San Lorenzo Market & Mercato Centrale
The covered Mercato Centrale on two floors — downstairs is the old food market (cheese, meat, truffles, bread), upstairs is the contemporary food hall. It's touristy but the quality is high. For the genuine article, the vendors in the outdoor leather market around the church are the real Florentine street commerce.
Oltrarno & Pitti Palace
Cross the Arno and climb through the Boboli Gardens (€10, entry through Pitti Palace) — the Medici's formal garden behind the palace, with grottos, fountains, and a cypress-lined amphitheatre looking back over the city. The Palatine Gallery inside Pitti holds a significant Raphael collection.
Trattoria Mario
The most famous lunch institution in Florence — shared tables, shouted orders, cash only. Arrive before noon to get in; by 12:30 the queue is 30 minutes.
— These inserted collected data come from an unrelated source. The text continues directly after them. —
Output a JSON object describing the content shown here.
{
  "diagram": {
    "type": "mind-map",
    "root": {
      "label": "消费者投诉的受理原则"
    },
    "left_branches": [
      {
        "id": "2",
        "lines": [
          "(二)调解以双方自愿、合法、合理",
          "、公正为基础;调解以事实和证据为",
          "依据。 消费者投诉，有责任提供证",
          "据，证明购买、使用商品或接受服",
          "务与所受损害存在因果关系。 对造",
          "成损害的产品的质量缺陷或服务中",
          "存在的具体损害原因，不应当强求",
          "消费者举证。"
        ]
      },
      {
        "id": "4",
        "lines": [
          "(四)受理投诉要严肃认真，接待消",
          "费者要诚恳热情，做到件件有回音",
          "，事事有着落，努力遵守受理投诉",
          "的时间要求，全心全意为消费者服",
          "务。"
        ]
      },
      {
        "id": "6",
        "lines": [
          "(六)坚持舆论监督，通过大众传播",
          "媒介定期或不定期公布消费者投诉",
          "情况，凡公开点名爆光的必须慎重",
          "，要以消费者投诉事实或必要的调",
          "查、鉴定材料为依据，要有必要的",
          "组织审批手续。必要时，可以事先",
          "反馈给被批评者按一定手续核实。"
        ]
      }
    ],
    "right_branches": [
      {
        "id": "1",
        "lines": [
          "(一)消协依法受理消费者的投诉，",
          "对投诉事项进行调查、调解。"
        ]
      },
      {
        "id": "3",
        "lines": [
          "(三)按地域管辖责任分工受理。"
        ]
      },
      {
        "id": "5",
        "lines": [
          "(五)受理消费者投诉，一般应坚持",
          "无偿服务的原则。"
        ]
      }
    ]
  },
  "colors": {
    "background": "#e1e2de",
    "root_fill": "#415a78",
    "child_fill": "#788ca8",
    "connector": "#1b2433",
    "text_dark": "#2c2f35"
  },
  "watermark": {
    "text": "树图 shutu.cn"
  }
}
The ribollita and lampredotto (tripe sandwich) are Florentine classics at about €10 for two courses.
Day 3
Duomo Complex: Cathedral, Dome & Baptistery
The combined Duomo pass (€30) covers the cathedral, Brunelleschi's dome climb, Giotto's campanile, the baptistery, and the museum. Book the dome climb (463 steps, spectacular close-up view of the interior frescoes) at a specific time. The museum holds the original Michelangelo Pietà and Donatello's Magdalene.
Oltrarno Workshop Walk
Spend a morning walking through Oltrarno's artisan streets — Via Maggio, Via dello Sprone, Via Guicciardini. Look for open workshop doors: leather gilders, picture framers, mosaic restorers, bookbinders. This craft tradition has continued unbroken since the 15th century and is quietly disappearing.
Santa Croce Basilica
The Westminster Abbey of Florence — Michelangelo, Galileo, Machiavelli, and Ghiberti are buried here. The Pazzi Chapel in the cloister is Brunelleschi's most refined architectural work. Entry €8. Arrive in the late afternoon when the light comes through the south windows.
Il Latini
A boisterous, communal trattoria near Santa Maria Novella where you share long tables with strangers and the food arrives in waves — prosciutto, ribollita, bistecca, cantucci with vin santo. Pre-book; it's been famous for decades and queues form fast.